Electrical Steel Antidumping Case Moves Forward
 
The U.S. International Trade Commission has issued a unanimous ruling in a preliminary determination that foreign producers of grain-oriented electrical steel are causing injury to the two U.S. producers and their workers. The preliminary injury determination means that the case against producers in seven countries will proceed.

AK Steel Corp. and ATI Allegheny Ludlum, along with the United Steel Workers, filed petitions charging that unfairly traded imports of grain-oriented electrical steel from China, the Czech Republic, Germany, Japan, Poland, Russia and South Korea were causing material injury to the domestic injury. Antidumping cases were filed against all seven countries, in addition to a countervailing duty case against China alleging government subsidization of Chinese producers.

“The ITC’s determination confirms our belief that dumping and foreign government subsidization are violating U.S. laws and WTO rules. We look forward to the next step in this important case and to restoration of fair competition in the U.S. market for grain-oriented electrical steel,” says Richard J. Harshman, chairman, president and CEO of Allegheny Technologies Inc., parent company of ATI Allegheny Ludlum.

The case now moves to the U.S. Department of Commerce to determine whether the foreign producers are violating antidumping law by selling their products at less than fair value in the United States, and countervailing duty law covering government subsidies.
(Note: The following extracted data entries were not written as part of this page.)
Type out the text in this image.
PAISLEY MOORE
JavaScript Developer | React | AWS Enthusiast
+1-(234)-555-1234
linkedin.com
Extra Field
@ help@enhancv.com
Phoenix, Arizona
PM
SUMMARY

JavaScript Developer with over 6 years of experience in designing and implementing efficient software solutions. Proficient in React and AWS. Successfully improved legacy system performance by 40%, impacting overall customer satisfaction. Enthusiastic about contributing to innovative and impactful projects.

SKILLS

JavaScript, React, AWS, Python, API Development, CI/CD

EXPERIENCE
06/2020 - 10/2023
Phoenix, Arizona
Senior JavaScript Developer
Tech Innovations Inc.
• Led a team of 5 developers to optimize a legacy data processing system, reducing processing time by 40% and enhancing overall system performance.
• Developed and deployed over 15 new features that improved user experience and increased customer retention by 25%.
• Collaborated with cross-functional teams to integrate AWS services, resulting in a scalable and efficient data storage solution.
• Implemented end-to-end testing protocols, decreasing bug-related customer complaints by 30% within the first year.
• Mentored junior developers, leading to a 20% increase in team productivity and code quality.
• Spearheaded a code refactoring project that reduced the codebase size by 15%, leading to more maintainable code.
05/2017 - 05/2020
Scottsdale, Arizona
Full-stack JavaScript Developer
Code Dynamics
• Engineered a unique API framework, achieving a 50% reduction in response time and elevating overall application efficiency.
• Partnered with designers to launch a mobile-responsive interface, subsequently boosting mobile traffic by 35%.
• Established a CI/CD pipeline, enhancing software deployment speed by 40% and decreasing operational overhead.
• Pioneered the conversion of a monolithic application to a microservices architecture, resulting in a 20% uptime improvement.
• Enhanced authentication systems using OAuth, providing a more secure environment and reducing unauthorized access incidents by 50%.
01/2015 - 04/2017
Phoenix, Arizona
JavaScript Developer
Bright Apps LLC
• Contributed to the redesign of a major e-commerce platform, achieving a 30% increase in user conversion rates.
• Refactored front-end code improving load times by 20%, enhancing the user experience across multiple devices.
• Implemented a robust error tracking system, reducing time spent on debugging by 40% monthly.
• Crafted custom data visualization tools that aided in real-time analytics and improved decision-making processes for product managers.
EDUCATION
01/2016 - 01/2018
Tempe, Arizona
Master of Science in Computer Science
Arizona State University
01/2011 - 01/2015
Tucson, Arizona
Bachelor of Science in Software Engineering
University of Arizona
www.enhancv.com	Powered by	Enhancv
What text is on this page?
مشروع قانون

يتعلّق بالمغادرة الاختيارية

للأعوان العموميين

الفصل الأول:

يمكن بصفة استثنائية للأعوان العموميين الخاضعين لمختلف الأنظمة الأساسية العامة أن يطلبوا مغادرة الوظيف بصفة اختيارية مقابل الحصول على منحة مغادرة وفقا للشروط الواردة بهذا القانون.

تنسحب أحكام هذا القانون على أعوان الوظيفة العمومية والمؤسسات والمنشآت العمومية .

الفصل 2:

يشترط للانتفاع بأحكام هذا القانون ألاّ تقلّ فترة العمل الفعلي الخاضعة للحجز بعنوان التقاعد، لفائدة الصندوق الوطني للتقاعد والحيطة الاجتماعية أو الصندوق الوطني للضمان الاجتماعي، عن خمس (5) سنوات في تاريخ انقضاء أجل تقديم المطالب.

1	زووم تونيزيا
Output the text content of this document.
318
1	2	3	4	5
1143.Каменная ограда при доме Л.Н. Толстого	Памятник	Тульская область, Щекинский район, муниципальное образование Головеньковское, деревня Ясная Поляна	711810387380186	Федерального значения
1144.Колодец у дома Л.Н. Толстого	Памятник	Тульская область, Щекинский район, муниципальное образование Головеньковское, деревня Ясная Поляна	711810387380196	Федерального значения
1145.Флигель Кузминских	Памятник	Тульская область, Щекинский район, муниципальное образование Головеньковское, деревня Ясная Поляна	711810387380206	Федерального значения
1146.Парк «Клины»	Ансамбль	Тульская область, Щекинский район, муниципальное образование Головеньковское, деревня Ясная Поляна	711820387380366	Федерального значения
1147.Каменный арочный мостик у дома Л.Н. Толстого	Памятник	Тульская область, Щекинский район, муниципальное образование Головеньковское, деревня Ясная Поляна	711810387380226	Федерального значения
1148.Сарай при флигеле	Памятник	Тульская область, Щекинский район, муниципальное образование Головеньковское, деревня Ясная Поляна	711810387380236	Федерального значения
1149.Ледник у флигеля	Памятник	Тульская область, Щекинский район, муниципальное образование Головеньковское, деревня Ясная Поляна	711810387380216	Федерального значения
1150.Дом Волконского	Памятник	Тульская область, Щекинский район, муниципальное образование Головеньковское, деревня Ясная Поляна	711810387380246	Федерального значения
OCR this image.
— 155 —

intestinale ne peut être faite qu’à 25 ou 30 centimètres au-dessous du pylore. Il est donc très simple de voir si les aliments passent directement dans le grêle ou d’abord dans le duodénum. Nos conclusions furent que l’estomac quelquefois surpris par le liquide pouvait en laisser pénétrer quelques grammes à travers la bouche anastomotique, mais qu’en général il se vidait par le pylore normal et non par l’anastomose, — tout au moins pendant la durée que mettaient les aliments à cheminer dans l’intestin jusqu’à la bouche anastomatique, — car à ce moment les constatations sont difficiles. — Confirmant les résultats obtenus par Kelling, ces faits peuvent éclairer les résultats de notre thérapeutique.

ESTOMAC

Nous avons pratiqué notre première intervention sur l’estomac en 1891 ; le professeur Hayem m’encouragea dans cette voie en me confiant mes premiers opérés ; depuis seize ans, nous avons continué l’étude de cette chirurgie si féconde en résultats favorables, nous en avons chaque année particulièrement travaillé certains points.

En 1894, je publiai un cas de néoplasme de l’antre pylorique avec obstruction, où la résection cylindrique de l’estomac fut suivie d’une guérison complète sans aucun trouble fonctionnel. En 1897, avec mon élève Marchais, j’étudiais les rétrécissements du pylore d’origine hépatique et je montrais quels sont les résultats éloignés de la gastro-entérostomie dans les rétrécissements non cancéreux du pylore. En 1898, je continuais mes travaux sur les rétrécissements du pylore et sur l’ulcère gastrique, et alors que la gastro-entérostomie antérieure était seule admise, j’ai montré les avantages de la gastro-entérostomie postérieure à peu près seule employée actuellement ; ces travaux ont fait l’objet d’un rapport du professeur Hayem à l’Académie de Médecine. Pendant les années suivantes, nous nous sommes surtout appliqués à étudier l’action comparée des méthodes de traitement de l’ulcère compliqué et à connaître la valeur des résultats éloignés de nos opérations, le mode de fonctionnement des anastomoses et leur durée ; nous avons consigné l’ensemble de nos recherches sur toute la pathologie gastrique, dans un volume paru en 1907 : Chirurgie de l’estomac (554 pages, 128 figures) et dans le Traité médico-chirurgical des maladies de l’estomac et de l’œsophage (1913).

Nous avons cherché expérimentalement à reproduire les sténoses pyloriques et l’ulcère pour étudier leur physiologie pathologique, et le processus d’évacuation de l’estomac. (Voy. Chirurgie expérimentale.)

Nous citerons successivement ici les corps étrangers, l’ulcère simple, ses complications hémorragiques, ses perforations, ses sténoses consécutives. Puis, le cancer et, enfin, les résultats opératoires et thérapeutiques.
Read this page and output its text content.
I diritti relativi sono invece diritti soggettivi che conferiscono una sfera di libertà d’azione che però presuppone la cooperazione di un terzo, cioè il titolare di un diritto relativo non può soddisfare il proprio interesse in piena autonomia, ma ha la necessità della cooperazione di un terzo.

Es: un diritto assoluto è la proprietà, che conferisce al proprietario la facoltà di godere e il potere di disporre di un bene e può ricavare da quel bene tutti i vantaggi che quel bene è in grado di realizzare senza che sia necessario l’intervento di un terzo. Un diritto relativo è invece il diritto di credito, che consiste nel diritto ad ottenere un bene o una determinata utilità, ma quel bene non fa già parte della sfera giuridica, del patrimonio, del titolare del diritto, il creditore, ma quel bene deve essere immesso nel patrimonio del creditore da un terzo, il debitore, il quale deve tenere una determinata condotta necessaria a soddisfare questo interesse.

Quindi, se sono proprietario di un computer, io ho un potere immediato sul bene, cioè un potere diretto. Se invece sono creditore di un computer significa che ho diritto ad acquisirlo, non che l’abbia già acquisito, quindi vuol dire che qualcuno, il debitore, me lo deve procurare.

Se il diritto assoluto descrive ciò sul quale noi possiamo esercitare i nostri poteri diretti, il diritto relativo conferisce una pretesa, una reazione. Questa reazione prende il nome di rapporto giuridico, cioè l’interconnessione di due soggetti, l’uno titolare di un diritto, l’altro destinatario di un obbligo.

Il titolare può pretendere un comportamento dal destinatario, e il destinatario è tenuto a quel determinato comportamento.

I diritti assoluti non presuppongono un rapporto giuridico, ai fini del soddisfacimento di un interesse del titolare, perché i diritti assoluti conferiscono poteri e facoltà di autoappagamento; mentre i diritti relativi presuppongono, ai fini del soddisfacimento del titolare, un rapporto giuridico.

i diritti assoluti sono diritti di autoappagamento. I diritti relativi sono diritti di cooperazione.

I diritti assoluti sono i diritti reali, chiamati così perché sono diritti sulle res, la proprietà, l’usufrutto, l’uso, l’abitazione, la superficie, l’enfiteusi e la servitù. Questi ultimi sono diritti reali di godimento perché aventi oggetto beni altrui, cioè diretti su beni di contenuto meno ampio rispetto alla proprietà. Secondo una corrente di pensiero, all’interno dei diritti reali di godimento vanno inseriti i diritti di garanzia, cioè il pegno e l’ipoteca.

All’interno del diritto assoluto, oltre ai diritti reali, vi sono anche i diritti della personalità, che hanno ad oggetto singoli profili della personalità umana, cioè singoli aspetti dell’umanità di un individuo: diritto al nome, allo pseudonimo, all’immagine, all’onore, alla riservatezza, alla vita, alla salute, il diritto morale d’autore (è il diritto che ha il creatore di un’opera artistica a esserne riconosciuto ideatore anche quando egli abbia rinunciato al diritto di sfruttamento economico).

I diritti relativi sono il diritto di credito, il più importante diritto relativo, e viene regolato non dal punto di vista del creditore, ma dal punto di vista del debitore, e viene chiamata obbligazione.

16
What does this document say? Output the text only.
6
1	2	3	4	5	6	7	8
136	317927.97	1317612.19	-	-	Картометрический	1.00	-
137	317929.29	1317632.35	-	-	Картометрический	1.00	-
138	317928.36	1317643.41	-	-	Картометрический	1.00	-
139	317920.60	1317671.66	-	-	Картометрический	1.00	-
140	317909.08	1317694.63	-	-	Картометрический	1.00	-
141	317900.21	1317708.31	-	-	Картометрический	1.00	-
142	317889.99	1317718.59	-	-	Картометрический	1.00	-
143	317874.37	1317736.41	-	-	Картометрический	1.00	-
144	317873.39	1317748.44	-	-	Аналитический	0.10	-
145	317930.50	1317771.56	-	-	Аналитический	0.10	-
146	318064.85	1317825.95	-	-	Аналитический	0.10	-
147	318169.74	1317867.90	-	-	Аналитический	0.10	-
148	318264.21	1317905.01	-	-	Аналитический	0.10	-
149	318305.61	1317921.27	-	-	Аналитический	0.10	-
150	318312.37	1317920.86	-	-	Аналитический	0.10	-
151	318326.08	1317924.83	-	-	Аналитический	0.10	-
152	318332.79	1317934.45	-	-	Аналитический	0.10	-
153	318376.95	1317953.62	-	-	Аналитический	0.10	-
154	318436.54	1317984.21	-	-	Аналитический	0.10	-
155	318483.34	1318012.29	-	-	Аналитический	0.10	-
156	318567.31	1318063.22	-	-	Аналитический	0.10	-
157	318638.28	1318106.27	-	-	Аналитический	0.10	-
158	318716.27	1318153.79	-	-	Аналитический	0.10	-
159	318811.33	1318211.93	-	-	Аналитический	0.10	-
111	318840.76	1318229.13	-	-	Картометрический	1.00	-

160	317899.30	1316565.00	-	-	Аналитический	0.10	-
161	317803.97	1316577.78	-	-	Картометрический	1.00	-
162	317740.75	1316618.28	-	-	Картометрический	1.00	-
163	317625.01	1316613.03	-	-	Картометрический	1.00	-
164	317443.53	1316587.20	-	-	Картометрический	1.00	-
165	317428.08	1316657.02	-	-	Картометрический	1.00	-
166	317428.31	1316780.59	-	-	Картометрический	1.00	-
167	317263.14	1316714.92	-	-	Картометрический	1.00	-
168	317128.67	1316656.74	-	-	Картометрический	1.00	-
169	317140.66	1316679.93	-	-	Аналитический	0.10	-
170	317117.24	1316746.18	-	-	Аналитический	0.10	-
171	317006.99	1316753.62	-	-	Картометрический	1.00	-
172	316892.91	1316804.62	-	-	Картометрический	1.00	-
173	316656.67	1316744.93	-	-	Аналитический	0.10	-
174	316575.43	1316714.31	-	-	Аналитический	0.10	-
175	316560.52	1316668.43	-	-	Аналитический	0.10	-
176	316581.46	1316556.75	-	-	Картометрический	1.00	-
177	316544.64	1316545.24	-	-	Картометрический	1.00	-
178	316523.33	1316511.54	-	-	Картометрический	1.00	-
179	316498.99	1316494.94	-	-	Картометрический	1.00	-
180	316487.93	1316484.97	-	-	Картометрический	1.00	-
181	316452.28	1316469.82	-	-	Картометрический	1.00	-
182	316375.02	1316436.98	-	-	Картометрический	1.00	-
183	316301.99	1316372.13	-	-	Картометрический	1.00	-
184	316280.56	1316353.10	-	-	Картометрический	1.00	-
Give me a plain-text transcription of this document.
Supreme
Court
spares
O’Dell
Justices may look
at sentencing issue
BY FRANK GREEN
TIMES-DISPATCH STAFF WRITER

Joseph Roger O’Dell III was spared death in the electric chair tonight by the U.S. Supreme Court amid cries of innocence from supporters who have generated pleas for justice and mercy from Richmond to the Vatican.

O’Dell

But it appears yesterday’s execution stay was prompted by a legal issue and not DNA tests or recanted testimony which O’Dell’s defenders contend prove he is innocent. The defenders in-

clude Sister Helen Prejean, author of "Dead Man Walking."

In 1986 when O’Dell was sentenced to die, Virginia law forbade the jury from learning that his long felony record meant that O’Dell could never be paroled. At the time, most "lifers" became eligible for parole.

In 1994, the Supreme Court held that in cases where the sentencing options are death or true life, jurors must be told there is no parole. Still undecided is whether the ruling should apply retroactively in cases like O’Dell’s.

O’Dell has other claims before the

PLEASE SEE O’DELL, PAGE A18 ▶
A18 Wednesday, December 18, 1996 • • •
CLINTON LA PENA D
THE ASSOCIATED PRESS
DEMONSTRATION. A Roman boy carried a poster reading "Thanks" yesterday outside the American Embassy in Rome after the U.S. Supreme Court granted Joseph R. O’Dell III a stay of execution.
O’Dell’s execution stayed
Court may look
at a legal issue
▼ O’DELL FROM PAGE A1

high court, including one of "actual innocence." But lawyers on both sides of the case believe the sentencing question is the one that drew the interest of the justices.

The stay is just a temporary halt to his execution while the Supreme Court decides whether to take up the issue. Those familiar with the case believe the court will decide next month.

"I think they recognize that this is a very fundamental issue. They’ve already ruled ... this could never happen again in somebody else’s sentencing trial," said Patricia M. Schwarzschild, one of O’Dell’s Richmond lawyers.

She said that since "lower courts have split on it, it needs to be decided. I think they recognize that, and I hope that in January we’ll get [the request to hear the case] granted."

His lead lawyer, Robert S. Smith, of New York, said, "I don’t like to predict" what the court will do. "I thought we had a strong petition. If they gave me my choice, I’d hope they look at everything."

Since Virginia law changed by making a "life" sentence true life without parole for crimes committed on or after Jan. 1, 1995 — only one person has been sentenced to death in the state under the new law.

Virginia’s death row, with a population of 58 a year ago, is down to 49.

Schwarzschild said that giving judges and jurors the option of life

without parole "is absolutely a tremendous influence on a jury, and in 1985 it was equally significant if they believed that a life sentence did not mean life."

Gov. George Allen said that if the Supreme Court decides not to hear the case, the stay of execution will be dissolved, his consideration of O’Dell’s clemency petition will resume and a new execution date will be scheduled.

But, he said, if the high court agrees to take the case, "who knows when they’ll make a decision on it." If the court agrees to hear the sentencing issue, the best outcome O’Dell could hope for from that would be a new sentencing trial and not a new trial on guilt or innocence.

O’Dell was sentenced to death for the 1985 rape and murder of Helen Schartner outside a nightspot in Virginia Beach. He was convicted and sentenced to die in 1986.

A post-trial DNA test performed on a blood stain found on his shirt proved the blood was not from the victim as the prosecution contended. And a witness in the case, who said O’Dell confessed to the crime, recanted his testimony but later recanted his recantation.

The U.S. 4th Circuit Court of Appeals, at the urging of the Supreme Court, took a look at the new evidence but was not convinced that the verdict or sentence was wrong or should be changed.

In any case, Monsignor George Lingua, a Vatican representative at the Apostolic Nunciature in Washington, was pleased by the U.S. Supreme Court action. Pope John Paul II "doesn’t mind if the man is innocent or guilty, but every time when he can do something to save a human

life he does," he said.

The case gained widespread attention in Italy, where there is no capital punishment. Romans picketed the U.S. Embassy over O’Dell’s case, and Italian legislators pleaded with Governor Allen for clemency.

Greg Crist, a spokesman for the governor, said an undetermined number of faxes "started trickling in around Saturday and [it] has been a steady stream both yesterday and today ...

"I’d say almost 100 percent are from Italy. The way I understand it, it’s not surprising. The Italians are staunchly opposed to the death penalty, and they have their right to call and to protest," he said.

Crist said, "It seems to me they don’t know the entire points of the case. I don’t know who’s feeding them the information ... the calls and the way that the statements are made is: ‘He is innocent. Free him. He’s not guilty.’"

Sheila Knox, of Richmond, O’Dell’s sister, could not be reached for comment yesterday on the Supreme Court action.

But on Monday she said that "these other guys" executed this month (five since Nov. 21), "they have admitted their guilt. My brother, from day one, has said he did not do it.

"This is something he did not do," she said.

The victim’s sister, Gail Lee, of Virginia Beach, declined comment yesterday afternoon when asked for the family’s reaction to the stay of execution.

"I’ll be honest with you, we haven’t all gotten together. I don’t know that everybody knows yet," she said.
The Commerce Department will calculate antidumping margins, which are designed to offset the amount by which the product is sold at less than fair value.

“Imports of unfairly low priced steel from the seven countries have caused injury to the domestic industry and its workers, and devastated pricing in the U.S. market,” says David A. Hartquist of Kelley Drye & Warren, LLP, attorney for petitioners. “We appreciate the fact that the ITC has recognized this in its preliminary injury decision. The focus now turns to the Commerce Department, where we will be working aggressively to prove the substantial antidumping and countervailing duty margins demonstrated in our petition.”

The domestic industry claims the dumping margins range from 38.54 percent to 257.61 percent, reflecting the amount of additional import duties that would be imposed on grain-oriented electrical steel imports from the various countries.

Estimated antidumping duties will be collected from importers on the date of the Commerce Department’s preliminary determination on March 13, 2014. If foreign producers attempt to “beat the clock” by making massive shipments into the U.S. market before the Commerce Department’s preliminary determination, antidumping duties can be imposed retroactively beginning 90 days prior to the preliminary determination. The preliminary determination in the Chinese subsidy case will be made by Commerce on Dec. 30.